Sayf al-Islam Gaddafi has been a leading proponent of reform through his charity, The Gaddafi Foundation.
He said he had been obliged to intervene politically, but this was no longer necessary, as Libya now had institutions and systems it had lacked.
He has previously denied reports he was being groomed to take power and said there was no rift with his father.
He has no official role in government but in the past four years he has come into the limelight internationally because of his interventions.
The BBC's Rana Jawad in the capital, Tripoli, says in an hour-long televised speech, Sayf al-Islam Gaddafi took some credit for the rehabilitation of Libya's reputation.

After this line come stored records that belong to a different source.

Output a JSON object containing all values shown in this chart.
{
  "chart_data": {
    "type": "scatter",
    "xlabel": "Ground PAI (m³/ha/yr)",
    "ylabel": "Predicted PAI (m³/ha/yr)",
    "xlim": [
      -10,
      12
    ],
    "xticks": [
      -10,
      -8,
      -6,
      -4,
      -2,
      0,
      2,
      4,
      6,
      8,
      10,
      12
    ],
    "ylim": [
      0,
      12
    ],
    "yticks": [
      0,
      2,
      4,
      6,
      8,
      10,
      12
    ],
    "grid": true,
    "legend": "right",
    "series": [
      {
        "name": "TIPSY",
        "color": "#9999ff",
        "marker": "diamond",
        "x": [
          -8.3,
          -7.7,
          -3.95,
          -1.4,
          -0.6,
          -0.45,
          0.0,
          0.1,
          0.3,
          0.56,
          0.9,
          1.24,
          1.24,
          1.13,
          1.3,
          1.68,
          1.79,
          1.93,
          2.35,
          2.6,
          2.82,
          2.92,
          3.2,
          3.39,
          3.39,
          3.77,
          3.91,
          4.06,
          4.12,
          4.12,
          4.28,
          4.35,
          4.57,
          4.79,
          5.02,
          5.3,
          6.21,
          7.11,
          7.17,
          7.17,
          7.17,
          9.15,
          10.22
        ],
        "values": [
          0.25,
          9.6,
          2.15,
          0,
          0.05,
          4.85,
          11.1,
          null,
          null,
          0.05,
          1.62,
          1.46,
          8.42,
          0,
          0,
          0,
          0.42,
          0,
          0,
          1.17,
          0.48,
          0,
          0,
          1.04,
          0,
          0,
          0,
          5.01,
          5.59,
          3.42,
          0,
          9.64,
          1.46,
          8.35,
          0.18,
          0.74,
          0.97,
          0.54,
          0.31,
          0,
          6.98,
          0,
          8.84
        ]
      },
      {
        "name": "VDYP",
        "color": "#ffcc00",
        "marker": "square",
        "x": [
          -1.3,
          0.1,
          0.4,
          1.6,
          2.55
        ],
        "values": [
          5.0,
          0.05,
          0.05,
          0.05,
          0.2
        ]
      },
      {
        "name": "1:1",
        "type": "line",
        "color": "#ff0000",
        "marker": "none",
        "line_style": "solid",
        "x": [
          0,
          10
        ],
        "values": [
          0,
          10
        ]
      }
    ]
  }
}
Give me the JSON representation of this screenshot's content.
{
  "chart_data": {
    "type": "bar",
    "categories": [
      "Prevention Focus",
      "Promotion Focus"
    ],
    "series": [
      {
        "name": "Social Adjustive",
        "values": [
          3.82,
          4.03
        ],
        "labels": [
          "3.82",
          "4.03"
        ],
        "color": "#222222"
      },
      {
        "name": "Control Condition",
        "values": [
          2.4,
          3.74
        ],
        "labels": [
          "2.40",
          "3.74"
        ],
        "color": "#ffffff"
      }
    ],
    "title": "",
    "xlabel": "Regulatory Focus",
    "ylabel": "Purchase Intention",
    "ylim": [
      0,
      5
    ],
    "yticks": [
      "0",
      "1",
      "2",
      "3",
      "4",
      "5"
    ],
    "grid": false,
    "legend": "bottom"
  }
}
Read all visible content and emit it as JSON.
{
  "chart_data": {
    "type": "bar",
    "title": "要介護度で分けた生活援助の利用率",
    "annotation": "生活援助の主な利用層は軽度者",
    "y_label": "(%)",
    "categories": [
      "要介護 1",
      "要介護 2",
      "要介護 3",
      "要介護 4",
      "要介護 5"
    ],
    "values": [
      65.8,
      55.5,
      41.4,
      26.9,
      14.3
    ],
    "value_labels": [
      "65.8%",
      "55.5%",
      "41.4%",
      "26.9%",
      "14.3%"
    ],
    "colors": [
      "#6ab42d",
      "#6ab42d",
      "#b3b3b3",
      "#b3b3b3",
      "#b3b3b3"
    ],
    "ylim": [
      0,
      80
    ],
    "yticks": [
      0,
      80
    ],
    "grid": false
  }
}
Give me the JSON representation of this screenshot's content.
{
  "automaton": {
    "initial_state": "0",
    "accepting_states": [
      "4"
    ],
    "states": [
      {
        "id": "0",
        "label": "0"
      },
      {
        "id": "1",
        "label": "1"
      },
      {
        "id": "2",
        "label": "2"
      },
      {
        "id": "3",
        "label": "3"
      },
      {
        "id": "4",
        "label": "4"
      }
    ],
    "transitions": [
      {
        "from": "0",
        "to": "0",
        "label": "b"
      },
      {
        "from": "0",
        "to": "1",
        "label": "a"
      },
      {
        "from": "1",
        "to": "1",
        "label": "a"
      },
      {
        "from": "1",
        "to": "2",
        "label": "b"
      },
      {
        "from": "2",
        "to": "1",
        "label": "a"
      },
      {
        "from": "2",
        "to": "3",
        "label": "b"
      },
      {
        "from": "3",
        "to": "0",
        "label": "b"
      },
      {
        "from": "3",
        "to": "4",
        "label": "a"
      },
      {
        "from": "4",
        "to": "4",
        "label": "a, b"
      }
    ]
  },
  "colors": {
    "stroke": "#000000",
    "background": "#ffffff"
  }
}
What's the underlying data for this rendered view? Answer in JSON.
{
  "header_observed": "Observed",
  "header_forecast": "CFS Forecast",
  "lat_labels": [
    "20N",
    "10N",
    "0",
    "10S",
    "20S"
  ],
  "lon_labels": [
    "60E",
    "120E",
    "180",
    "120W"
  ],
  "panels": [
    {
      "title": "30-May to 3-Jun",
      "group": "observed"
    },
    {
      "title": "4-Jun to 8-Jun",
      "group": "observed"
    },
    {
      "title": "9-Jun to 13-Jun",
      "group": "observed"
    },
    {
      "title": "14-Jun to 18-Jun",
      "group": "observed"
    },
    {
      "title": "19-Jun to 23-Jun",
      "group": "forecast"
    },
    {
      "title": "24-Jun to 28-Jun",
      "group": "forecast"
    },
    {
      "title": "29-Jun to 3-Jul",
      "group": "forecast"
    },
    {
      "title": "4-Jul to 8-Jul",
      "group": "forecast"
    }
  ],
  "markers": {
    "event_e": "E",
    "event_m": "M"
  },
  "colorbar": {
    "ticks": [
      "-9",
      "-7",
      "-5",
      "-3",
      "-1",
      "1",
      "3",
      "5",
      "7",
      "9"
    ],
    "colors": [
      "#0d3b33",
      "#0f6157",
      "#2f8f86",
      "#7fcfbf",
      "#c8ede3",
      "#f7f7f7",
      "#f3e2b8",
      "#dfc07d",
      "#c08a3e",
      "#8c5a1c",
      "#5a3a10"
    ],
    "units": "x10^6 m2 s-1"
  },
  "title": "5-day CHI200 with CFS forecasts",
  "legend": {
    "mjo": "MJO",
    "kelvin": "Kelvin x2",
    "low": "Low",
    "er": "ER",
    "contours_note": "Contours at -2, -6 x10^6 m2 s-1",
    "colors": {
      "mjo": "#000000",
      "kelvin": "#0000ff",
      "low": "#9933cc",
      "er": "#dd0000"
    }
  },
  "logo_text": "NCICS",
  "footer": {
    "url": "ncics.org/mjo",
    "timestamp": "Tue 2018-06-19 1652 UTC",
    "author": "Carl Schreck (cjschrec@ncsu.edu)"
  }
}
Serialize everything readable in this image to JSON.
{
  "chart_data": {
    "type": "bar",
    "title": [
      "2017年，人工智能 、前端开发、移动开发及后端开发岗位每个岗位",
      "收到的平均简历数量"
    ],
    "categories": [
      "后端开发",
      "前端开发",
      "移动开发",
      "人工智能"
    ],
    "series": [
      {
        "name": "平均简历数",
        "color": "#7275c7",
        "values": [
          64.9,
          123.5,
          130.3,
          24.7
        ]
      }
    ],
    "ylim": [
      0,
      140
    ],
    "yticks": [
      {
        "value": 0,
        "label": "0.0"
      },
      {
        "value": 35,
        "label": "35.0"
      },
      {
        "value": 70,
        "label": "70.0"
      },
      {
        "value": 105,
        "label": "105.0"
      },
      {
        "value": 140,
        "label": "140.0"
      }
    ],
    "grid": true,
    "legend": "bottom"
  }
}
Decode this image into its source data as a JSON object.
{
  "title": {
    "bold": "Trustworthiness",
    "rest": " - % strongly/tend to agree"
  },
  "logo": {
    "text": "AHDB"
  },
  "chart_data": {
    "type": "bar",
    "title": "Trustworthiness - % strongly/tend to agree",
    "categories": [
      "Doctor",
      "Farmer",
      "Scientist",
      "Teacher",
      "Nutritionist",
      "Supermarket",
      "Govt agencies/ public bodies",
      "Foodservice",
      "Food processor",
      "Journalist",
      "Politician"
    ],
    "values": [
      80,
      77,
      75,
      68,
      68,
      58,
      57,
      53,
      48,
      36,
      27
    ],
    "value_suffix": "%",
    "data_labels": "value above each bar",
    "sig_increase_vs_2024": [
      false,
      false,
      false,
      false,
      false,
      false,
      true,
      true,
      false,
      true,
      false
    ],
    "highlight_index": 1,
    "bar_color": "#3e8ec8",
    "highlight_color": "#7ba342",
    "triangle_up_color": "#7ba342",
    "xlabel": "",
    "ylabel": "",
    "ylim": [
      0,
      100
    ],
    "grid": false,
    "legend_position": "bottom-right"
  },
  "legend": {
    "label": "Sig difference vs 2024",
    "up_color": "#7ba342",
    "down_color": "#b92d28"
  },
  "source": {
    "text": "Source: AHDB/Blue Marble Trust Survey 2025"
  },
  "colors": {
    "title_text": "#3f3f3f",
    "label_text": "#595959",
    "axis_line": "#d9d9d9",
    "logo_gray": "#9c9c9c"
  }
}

"I intervened extensively in everything: our foreign policy, in a lot of problems, in development, in housing. Because there were no institutions or an administrative system that were able to do so," he told a crowd in the desert town of Sebha.
"But now the situation has changed and if I continue there will be a problem."
He said the decision-making process should not be held in the hands of a few people and again urged the creation of more civil societies, an independent media and a judiciary enshrined in a new constitution.
These goals were the responsibility of all Libyans, he said, to a standing ovation in Sebha, where he was addressing a crowd of thousands of young supporters.
Sayf al-Islam is one of seven of Col Gaddafi's sons.
The Libyan leader's youngest son, Hannibal, has caused a diplomatic row with Switzerland after being charged with assaulting two of his servants last month.
Libya's state shipping company halted oil shipments to Switzerland in protest.